Drunken in their own arrogance, they hoped it would go away and not get the public support.
Macron was in Buenos Aires, Argentina in a meeting of the G20 when he, himself concluded something has to be done.
He instructed its Buenos Aires prime minister Eduard Philippe to host the meeting with the Yellow Vests.
One of the representatives of the Yellow Vests requested that the meeting with the government be broadcasted live. The prime minister declined that proposal, and the yellow vest representative quit the meeting.
These movements, at their peak, enjoy the support of over 80 percent of white people.
Weaknesses
The Yellow Vest movement is a movement that is not structured and it has many political centers, so there is no system of nominating or choosing united leaders.
You have those who wanted to negotiate and then you have those who demanded that Macron must go.
Macron’s standing on clay as his shaky legitimacy is questioned by white people
The majority of white people in France did not vote for Macron since he obtained nearly 24 percent of the electorate when he won the presidency in May 2017.
He is legitimate, because he won the presidential contest, but he is not representative of 75 percent of the vast majority of French people who overwhelmingly did not vote for him.
This is the crisis of imperialism, where elections are won against the backdrop of high abstention.
In May 2017, out of 47 million registered voters, 12 million absented and 4.07 million voted blank and nil.
This is a total of 16.1 million people who did not vote for Emmanuel Macron.
Macron won the presidency with 20.7 million votes.
To see how fragile Macron is, at the first round, there were 11 candidates vying to win the presidency.
Macron came first with 8.7 million votes followed by Marine Le Pen with 7.69 million votes, but in the second round, Macron won the presidency with 20.7 million votes or 43.7 percent. This is less than the majority of registered voters.
The increase in the votes came from the fact that some 43 percent of people went to the polls not to vote for Macron, but to stop Le Pen, the far right candidate, from becoming president.
Otherwise, the base of Macron is indicated by the score he achieved in the first round, less than 20 percent of French voters.
He is being reminded of this truth every day through these eventful protests.
Macron jumped ship too late, white imperialism cannot be saved
Macron did not understand that the failure of his socialist party to keep power was not an isolated phenomenon and that he would be saved if he jumped into another imperialist ship.
He created a new organization with the intention of capturing power at the expense of his old organization, whose candidate could not even pass the first round in the presidential elections in 2017.
Imperialism is dying, not of his own accord as Chairman Omali Yeshitela has often summed it up, but because, overall, despite the immense sacrifices and setbacks, the colonized people’s struggles for national liberation are being successful.
He is failing like his predecessors Francois Hollande, Nicolas Sarkozy and Jacques René Chirac.
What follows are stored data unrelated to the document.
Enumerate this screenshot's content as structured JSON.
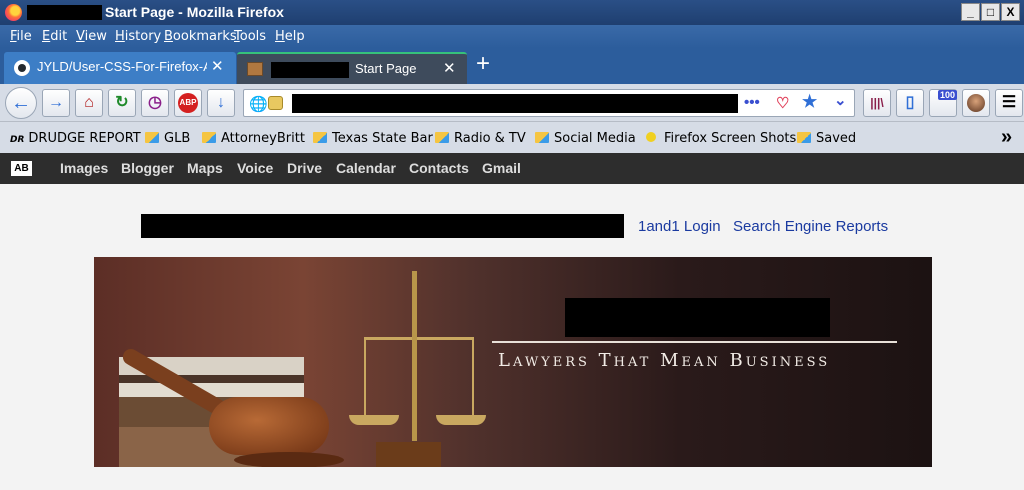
{
  "window": {
    "title": "Start Page - Mozilla Firefox",
    "controls": [
      "_",
      "□",
      "X"
    ]
  },
  "menubar": {
    "items": [
      "File",
      "Edit",
      "View",
      "History",
      "Bookmarks",
      "Tools",
      "Help"
    ]
  },
  "tabs": [
    {
      "label": "JYLD/User-CSS-For-Firefox-At",
      "icon": "github-icon",
      "close": "✕"
    },
    {
      "label": "Start Page",
      "icon": "house-icon",
      "close": "✕",
      "active": true
    }
  ],
  "new_tab": "+",
  "toolbar": {
    "back": "←",
    "forward": "→",
    "home": "⌂",
    "reload": "↻",
    "history": "◷",
    "abp": "ABP",
    "download": "↓",
    "page_actions": "•••",
    "bookmark_star": "★",
    "dropdown": "⌄",
    "library": "|||\\",
    "sidebar": "▯",
    "badge_count": "100",
    "menu": "☰"
  },
  "bookmarks": [
    {
      "label": "DRUDGE REPORT",
      "icon": "dr"
    },
    {
      "label": "GLB",
      "icon": "folder"
    },
    {
      "label": "AttorneyBritt",
      "icon": "folder"
    },
    {
      "label": "Texas State Bar",
      "icon": "folder"
    },
    {
      "label": "Radio & TV",
      "icon": "folder"
    },
    {
      "label": "Social Media",
      "icon": "folder"
    },
    {
      "label": "Firefox Screen Shots",
      "icon": "dot"
    },
    {
      "label": "Saved",
      "icon": "folder"
    }
  ],
  "bookmarks_overflow": "»",
  "google_bar": {
    "logo": "AB",
    "links": [
      "Images",
      "Blogger",
      "Maps",
      "Voice",
      "Drive",
      "Calendar",
      "Contacts",
      "Gmail"
    ]
  },
  "page": {
    "links": [
      "1and1 Login",
      "Search Engine Reports"
    ],
    "banner_tagline": "Lawyers That Mean Business"
  },
  "colors": {
    "titlebar": "#1f3f70",
    "menubar": "#2c5d9c",
    "active_tab_indicator": "#36c17b",
    "link": "#1a3aa0"
  }
}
The question as it is wrongly defined in certain bourgeois press, is does France need to be more liberal-imperialist like Great Britain, the U.S. and Canada—the “Anglo -Saxon way?”
The way forward: Embrace African Internationalism and build the African People’s Solidarity Committee (APSC) and Uhuru Solidarity Movement (USM) in France
The first thing to do is to weaken French imperialism by uniting with the demands of the African working class and reparations to African people in the Caribbean and in Africa.
Secondly, we want the return of everything stolen by French imperialism back to Africa.
Third thing is the immediate removal of all French troops from the entire African Nation, that is from Africa itself, the Pacific islands and the Caribbean.